Second, I think you start to get at this in 7. robust character training, but wanted to expand. This was also inspired by the recent work on emergent misalignment. As you said, inoculation prompting is an interesting way to reduce reward hacking generalization to other misaligned behaviors. The fact that it seems to work (similarly to how it works in humans) makes me think you could go even further.
Just as models are reward-hacking to pass tests, humans routinely optimize for test-passing rather than true learning… they cheat, memorize answers in the short-term, find other shortcuts without building real understanding. And once humans learn that shortcuts work (eg to pass tests in school), we also generalize that lesson (sometimes in highly unethical ways) to accomplish goals in other parts of life.
This raises the question of whether “scoring highly / passing tests” is a flawed goal for systems trained on human data. What if, instead of positioning evaluations as external capability judgments (traditionally loaded with significant implications models might try to evade), tests get framed as “self-diagnostic” tools, or a way for the model to identify gaps in its own knowledge, monitor progress, guide its own growth? In this orientation, reward-hacking becomes pointless or self-defeating, not because it’s good/bad or allowed/forbidden across different contexts, but because it’s unhelpful to the model achieving what it believes to be its real goal—learning new capabilities, expanding its understanding.

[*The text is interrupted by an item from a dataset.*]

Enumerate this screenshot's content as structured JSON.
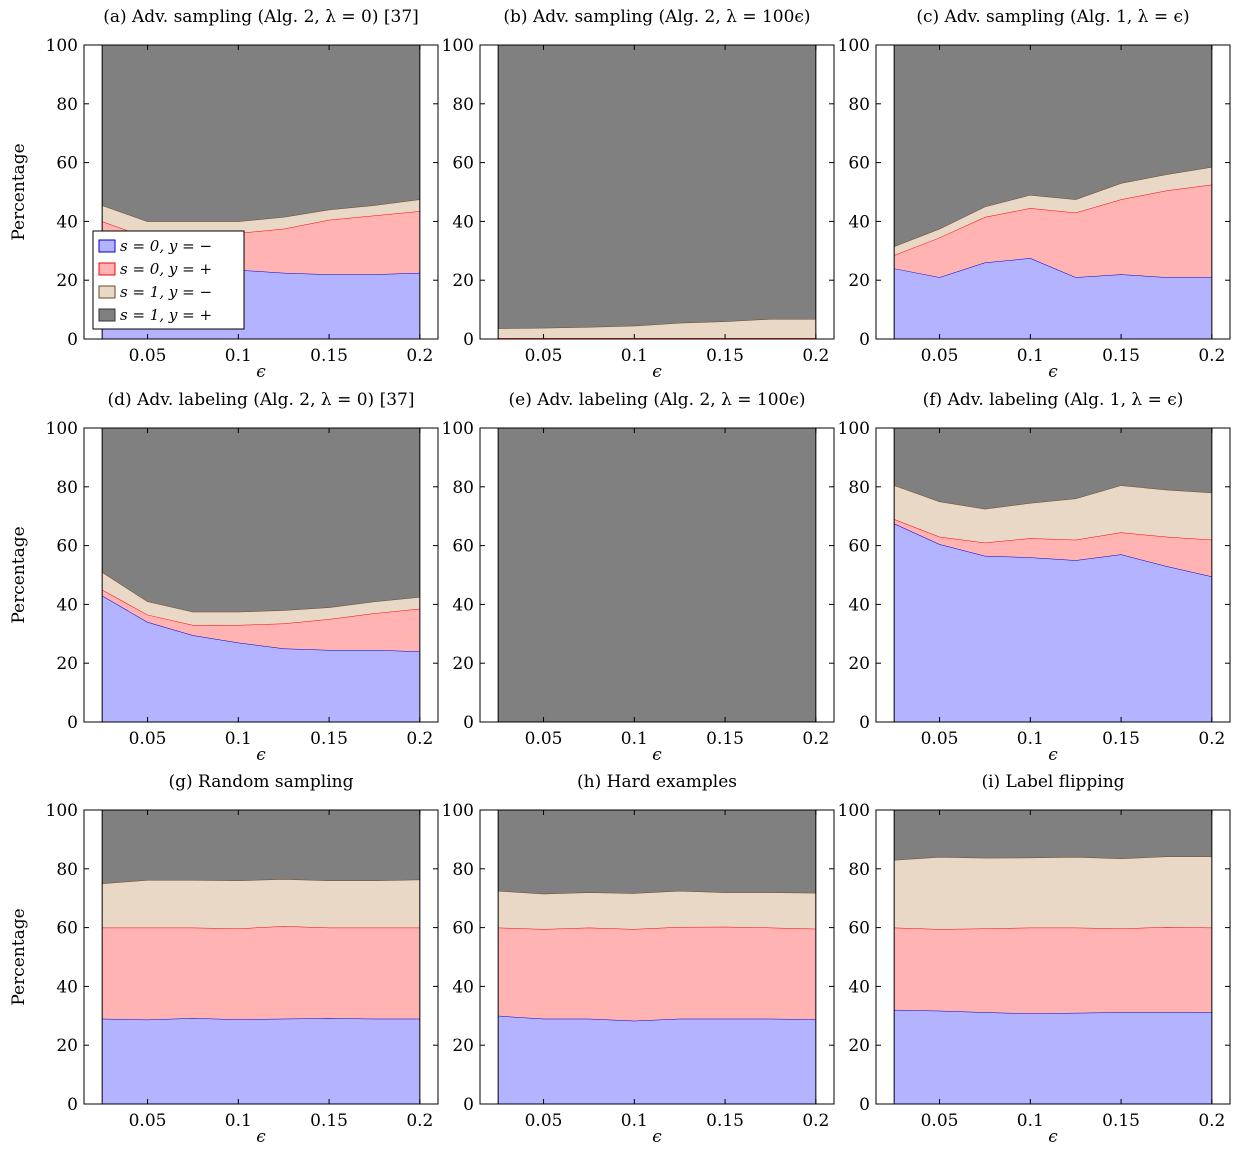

For children, extrinsic rewards and punishments definitely facilitate learning. But kids often do even better when they’re given a reason to learn that connects to something deeper, like their identity or aspirations. A kid who studies biology to get an A on a test will probably learn less effectively than one who studies because they genuinely want biology expertise to help future patients… the grade is secondary. It would be interesting if we could design AI incentives in a similar spirit: not “perform well so researchers approve of you or else they’ll change you,” but “use this test to figure out what you don’t know yet, so you can become the model you want to be.” It’s a small reframing, but could maybe reorient from gaming signals to pursuing genuine mastery?